Our Legitimate First World Problems
We sometimes think dismissively of the things that trouble us, and label them as ‘First World problems’. They don’t seem serious enough to warrant much attention, especially compared to the problems that we know that people face in the Third World. However, in doing so we might be doing ourselves a disservice.
Third World problems
It’s certainly true that people in the Third World have problems that seem much more severe and quite different from those we have in the First World. They are visited by disease, war, displacement, poverty, early death and destruction of families. These sorts of catastrophic problems are ones that we rarely if ever have to face ourselves; and yet we can get so overwhelmed by the things that do trouble us.
Instead, we are strongly affected by poor university marks, the end of a relationship and being overlooked for promotion. These things seem to pale in comparison when we compare them to Third World problems, and we feel guilty for feeling bad for such seemingly trivial things.

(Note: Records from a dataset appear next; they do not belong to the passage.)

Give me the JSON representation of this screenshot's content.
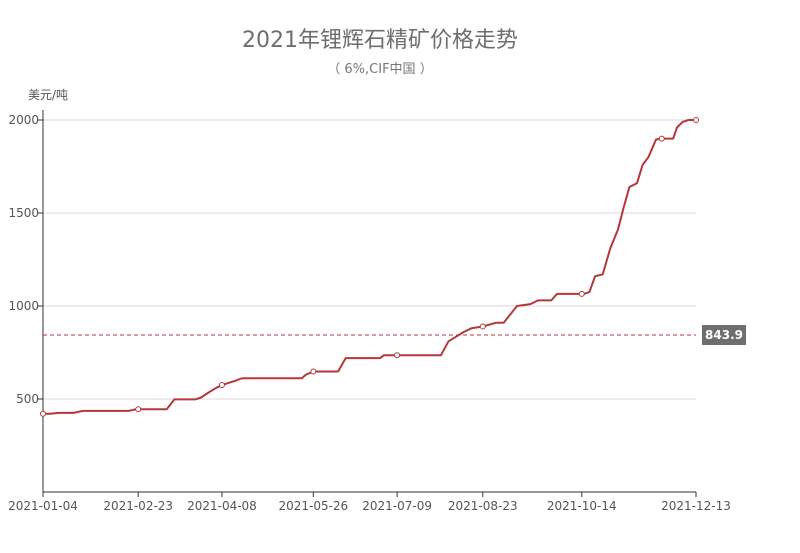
{
  "chart_data": {
    "type": "line",
    "title": "2021年锂辉石精矿价格走势",
    "subtitle": "（ 6%,CIF中国 ）",
    "ylabel": "美元/吨",
    "ylim": [
      0,
      2000
    ],
    "yticks": [
      500,
      1000,
      1500,
      2000
    ],
    "xlim": [
      "2021-01-04",
      "2021-12-13"
    ],
    "xticks": [
      "2021-01-04",
      "2021-02-23",
      "2021-04-08",
      "2021-05-26",
      "2021-07-09",
      "2021-08-23",
      "2021-10-14",
      "2021-12-13"
    ],
    "grid": true,
    "line_color": "#b5373c",
    "mark_line": {
      "value": 843.9,
      "label": "843.9",
      "color": "#b5373c",
      "style": "dashed"
    },
    "series": [
      {
        "x": [
          "2021-01-04",
          "2021-01-08",
          "2021-01-12",
          "2021-01-20",
          "2021-01-25",
          "2021-02-18",
          "2021-02-22",
          "2021-03-10",
          "2021-03-14",
          "2021-03-25",
          "2021-03-28",
          "2021-04-01",
          "2021-04-05",
          "2021-04-08",
          "2021-04-12",
          "2021-04-15",
          "2021-04-18",
          "2021-04-20",
          "2021-05-20",
          "2021-05-22",
          "2021-05-26",
          "2021-06-08",
          "2021-06-12",
          "2021-06-30",
          "2021-07-02",
          "2021-07-10",
          "2021-08-01",
          "2021-08-05",
          "2021-08-09",
          "2021-08-13",
          "2021-08-17",
          "2021-08-23",
          "2021-08-30",
          "2021-09-03",
          "2021-09-10",
          "2021-09-17",
          "2021-09-21",
          "2021-09-28",
          "2021-10-01",
          "2021-10-06",
          "2021-10-15",
          "2021-10-18",
          "2021-10-21",
          "2021-10-25",
          "2021-10-29",
          "2021-11-02",
          "2021-11-05",
          "2021-11-08",
          "2021-11-12",
          "2021-11-15",
          "2021-11-18",
          "2021-11-22",
          "2021-11-25",
          "2021-11-28",
          "2021-12-01",
          "2021-12-03",
          "2021-12-06",
          "2021-12-09",
          "2021-12-13"
        ],
        "y": [
          421,
          421,
          425,
          425,
          436,
          436,
          445,
          445,
          498,
          498,
          508,
          535,
          560,
          575,
          588,
          598,
          610,
          612,
          612,
          630,
          648,
          648,
          720,
          720,
          735,
          735,
          735,
          810,
          835,
          860,
          880,
          890,
          910,
          910,
          1000,
          1010,
          1030,
          1030,
          1065,
          1065,
          1065,
          1075,
          1160,
          1170,
          1310,
          1410,
          1530,
          1640,
          1660,
          1760,
          1800,
          1895,
          1900,
          1900,
          1900,
          1960,
          1990,
          2000,
          2000
        ],
        "markers": [
          [
            "2021-01-04",
            421
          ],
          [
            "2021-02-23",
            445
          ],
          [
            "2021-04-08",
            575
          ],
          [
            "2021-05-26",
            648
          ],
          [
            "2021-07-09",
            735
          ],
          [
            "2021-08-23",
            890
          ],
          [
            "2021-10-14",
            1065
          ],
          [
            "2021-11-25",
            1900
          ],
          [
            "2021-12-13",
            2000
          ]
        ]
      }
    ]
  }
}
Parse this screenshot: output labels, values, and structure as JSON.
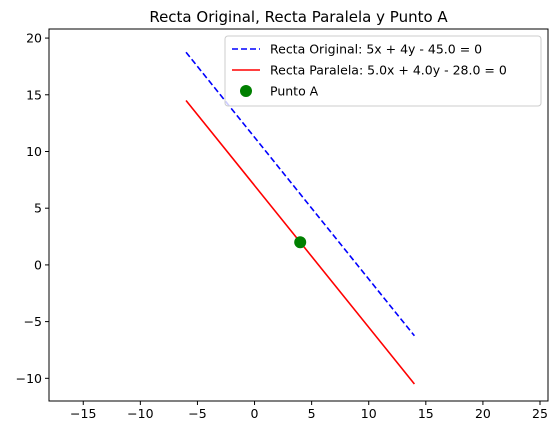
{
  "chart_data": {
    "type": "line",
    "title": "Recta Original, Recta Paralela y Punto A",
    "xlabel": "",
    "ylabel": "",
    "xlim": [
      -18,
      25.7
    ],
    "ylim": [
      -12,
      20.8
    ],
    "xticks": [
      -15,
      -10,
      -5,
      0,
      5,
      10,
      15,
      20,
      25
    ],
    "yticks": [
      -10,
      -5,
      0,
      5,
      10,
      15,
      20
    ],
    "grid": false,
    "legend_position": "top-right",
    "series": [
      {
        "name": "Recta Original: 5x + 4y - 45.0 = 0",
        "kind": "line",
        "style": "dashed",
        "color": "#0000ff",
        "x": [
          -6,
          14
        ],
        "y": [
          18.75,
          -6.25
        ]
      },
      {
        "name": "Recta Paralela: 5.0x + 4.0y - 28.0 = 0",
        "kind": "line",
        "style": "solid",
        "color": "#ff0000",
        "x": [
          -6,
          14
        ],
        "y": [
          14.5,
          -10.5
        ]
      },
      {
        "name": "Punto A",
        "kind": "point",
        "color": "#008000",
        "x": [
          4
        ],
        "y": [
          2
        ]
      }
    ]
  }
}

You live in the First World
We need to keep in mind that we live in the First World, and if we continue to, all we can expect to experience are First World problems. It’s appropriate that we react with feeling to these things that happen to us – we do get affected by them. From this we can take the idea that emotional experiences are relative – if our world is disrupted, our opportunities are cut back and we lose someone we love, we will suffer. In this, we are all same.
If we need help, get it. Then help others.
It doesn’t help us to feel we shouldn’t suffer for what happens to us; and it doesn’t help the Third World either. It’s far better, then, that we recognise that we need help, and get that help; then, if we wish, from a more stable position extend our generosity to others in need.